Le tag Harry Potter !



Coucou tout le monde !
Bon alors, tout d'abord, désolée pour cette absence de nouvelles pendant dix jours sur le blog (même pendant les vacances d'été je n'avais pas fait de pause aussi longue je crois...), et sur les blogs des autres d'ailleurs (même si là-dessus je suis déjà plus à jour, seulement une semaine d'articles à rattraper, soit... une trentaine d'articles, ouais, c'est jouable). Je vous explique le pourquoi du comment à la fin de l'article =) 

Sinon, ça faisait un moment que le tag Harry Potter me faisait de l'oeil : à l'origine c'était un tag qui se baladait sur Youtube et que Matilda a fait dans cette très chouette vidéo, puis Jamestine l'a repris dans ce très chouette article il y a environ cinq cent ans, et comme j'ai toujours trois trains de retard, je me suis dit que je serais fidèle à ma réputation si je reprenais ce tag maintenant. Allons-y !

[Les spoilers sont à surligner]

Votre tome préféré de la série

Quand j'étais plus jeune c'est longtemps resté le 3, puis le 5 est sorti et c'est devenu le 5, puis le 6 est sorti et c'est devenu le 6, et le 7... bah finalement, je préfère le 6. Enfin, j'adore le 7 aussi (que je n'avais pas beaucoup aimé à ma première lecture d'ailleurs, c'est drôle), et actuellement ce doit être mon deuxième préféré après le 6, et le 5 n'est plus du tout mon préféré (je l'ai lu en pleine crise d'ado, je m'identifiais à Harry version emo je pense) même si... je les adore tous !
Mais enfin bref, pour trancher, mon préféré c'est le 6. Avec toutes ces aventures dans la Pensine, les Horcruxes... et puis surtout parce que Dumbledore est à l'honneur, et qu'il devient beaucoup plus réel que quand c'était juste le lointain patriarche.

Le tome que vous avez le moins aimé

C'est... impossible à élire.

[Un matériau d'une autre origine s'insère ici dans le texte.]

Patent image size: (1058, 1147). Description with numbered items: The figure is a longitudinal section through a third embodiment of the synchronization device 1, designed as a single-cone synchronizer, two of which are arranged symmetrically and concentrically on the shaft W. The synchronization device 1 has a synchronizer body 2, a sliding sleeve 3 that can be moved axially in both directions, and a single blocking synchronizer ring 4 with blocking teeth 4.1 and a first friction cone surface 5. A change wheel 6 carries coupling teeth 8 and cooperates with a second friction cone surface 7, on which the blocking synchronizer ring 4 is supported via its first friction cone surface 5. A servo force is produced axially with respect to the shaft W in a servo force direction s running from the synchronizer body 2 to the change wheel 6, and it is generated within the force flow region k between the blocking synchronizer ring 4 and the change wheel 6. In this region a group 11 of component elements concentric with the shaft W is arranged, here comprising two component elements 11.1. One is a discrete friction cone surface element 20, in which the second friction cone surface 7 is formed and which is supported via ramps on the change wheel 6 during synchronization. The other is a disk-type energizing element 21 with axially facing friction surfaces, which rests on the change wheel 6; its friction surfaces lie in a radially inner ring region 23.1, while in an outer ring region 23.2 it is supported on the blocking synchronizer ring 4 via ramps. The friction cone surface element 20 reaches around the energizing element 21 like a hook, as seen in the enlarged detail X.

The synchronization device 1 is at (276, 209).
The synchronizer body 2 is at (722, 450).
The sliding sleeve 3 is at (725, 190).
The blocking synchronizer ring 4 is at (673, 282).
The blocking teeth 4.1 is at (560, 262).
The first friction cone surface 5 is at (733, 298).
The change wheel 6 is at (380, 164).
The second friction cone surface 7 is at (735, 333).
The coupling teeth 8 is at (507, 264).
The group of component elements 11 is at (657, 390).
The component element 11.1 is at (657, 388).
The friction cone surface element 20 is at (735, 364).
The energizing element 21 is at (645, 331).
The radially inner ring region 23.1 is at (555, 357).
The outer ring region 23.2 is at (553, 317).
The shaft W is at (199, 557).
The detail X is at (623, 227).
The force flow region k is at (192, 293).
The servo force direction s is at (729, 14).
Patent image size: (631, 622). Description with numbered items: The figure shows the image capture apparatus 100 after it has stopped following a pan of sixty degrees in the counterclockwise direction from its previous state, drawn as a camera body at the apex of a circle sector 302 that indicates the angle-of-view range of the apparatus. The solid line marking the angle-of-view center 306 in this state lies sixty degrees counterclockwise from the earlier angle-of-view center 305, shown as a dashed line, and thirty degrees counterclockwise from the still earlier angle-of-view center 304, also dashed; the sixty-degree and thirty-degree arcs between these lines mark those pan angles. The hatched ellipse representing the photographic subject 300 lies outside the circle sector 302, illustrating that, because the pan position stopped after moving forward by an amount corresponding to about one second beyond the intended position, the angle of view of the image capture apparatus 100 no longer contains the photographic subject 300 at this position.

Je les ai tous adorés. Certes il y en a pour lesquels j'ai eu des coups de coeur encore plus forts, mais il n'y en a aucun dont je me dis "Tiens, celui-là je l'aime moins". C'est vrai que les deux premiers sont moins tumultueux que les trois derniers par exemple, mais ils sont aussi extraordinairement bien ficelés, et puis l'univers se met tranquillement en place... il y a tellement de personnages, tellement d'infos accumulées dans les derniers tomes, que ç'aurait été impossible de commencer avec des tomes construits pareillement, ce serait un vrai casse-tête à lire. D'autre part, même s'ils ont l'air plus "simples" à première vue, une fois qu'on a lu la série entière, on repère énormément de détails dans les premiers tomes qui annoncent déjà tel ou tel grand événement dans les derniers, donc je ne dirais pas qu'ils sont moins riches ou moins profonds. Et puis il y a le plaisir de découvrir le monde des sorciers, les cours sont très décrits... non, vraiment, même si les deux derniers sont mes préférés, je ne peux pas dire qu'il y en a que j'aime moins, car ils se complètent les uns les autres.

Votre film préféré

J'hésite entre d'une part, le 1 et le 2 que je place un peu dans le même sac parce que c'est le même réalisateur et qu'il y a un côté très fidèle à l'oeuvre (les MUSIQUES, tout simplement parfaites), et le 6, qui pour le coup a une ambiance très différente mais que j'ai trouvé très bon (et pourtant, je me méfiais, parce que j'avais détesté l'adaptation du 4, et je n'étais même pas allée voir celle du 5 tellement ça me blasait, et je ne compte pas voir l'adaptation du 5, jamais de la vie, parce qu'il paraît que c'est la pire et comme le 5 a été mon préféré pendant très longtemps, je n'ai pas envie de m'en dégoûter). C'est assez amusant parce que tout le monde déteste l'adaptation du 6 en général. Je ne l'ai pas revue depuis qu'elle étais sortie au ciné, il faudrait que je la revoie pour expliquer en quoi exactement je l'avais trouvé bonne, mais de manière générale, la rencontre avec Slughorn, le caractère des personnages, et la caverne à la fin, c'est exactement comme j'avais imaginé les choses, et j'ai trouvé que le ton du film était très juste par rapport au ton du livre. 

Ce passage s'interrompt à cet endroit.